Unlike with unsignalized intersections, the volume to capacity ratio for a signalized intersection will vary depending on the signal timing parameters. If an intersection approach operates over-capacity, adjustments in the green allocation could be made to alter the operational characteristics of the approach.

As previously mentioned, Museum Road will be coordinated with development of the signal at Reitz Union Drive. This will be necessary not only to decrease corridor delay, but, due to their close spacing, also to prevent queues from extending through adjacent intersections. Because we have a fixed cycle length, the intersection will operate as if it were semi-actuated, with additional time from the minor street phases reassigned to the major through street phases.

The jurisdiction may also require the intersection operate at a Level of Service "E" or better, asking that a volume to capacity ratio less than 0.80 be maintained.

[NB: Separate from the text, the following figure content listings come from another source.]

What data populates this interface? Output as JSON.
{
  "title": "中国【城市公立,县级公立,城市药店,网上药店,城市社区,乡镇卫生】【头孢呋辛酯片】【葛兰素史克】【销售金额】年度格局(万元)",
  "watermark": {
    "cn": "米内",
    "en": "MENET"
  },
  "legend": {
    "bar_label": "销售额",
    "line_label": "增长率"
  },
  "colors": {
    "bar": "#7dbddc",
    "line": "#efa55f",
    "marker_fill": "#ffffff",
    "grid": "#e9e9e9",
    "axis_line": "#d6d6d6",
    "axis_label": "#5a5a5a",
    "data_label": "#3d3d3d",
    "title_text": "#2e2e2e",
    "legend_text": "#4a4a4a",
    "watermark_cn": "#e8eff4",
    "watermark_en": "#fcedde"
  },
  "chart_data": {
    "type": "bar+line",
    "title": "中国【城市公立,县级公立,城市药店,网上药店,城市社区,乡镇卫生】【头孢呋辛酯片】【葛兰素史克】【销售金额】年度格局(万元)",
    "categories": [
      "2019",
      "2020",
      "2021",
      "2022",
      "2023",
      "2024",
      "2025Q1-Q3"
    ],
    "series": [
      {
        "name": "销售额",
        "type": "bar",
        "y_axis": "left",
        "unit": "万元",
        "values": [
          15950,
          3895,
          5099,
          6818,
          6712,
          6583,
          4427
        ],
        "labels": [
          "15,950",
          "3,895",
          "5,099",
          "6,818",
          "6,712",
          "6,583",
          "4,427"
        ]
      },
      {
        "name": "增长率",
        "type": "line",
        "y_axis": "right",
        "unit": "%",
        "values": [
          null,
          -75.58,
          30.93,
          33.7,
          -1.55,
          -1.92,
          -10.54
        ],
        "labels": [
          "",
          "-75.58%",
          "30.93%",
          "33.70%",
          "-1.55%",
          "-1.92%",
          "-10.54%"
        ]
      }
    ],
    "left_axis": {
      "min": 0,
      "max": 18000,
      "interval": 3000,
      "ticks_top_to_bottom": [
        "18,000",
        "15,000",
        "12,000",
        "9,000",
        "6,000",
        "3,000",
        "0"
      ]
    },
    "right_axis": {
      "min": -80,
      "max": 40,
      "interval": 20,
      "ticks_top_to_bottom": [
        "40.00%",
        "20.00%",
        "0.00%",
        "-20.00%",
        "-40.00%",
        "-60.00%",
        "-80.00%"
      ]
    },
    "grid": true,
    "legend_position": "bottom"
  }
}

What does it mean for the minor street approach to operate at a v/c ratio of 0.80? On Reitz Union, we will assume that the queue accumulates during the red time, and that once the phase is green, saturated flow will occur on the through movement. During each phase, the volume to capacity ratio is 1.0 as long as saturation flow is achieved and maintained. As the green per cycle ratio is increased for an intersection, the v/c ratio is reduced assuming all other things being equal. Thus, as time is provided to a particular movement that is unutilized, the volume to capacity ratio is reduced.

As an example, let's assume we had sixteen vehicles in queue at the start of the green phase and based on our saturation flow rate we assume the intersection would need 30 seconds for queue clearance. Once the phase gapped out 3 seconds later at 33 seconds,  (due to a 3 second unit extension), the approach would be operating at a v/c ratio of 0.91, adding 3 seconds of wasted delay to conflicting movements. If we were to maintain a v/c ratio of 0.8 at this approach, this phase would be 30/0.8 seconds, or 37.5 seconds. This would equate to 7.5 seconds of wasted time being added to the delay of conflicting movements. What this suggests is that there is a difference between the volume to capacity ratio reported for planning purposes and the way these intersections operate in the field. Analyses that require a future year volume to capacity ratio of 0.80 may suggest a planning method that is insensitive to detector operations being used.

Discussion:
Take a few minutes to consider why the v/c ratio for side streets may be greater than 1.0. If you were to hold the g/c ratio constant, what could you do to reduce the v/c ratio for the side street? How would this affect delay?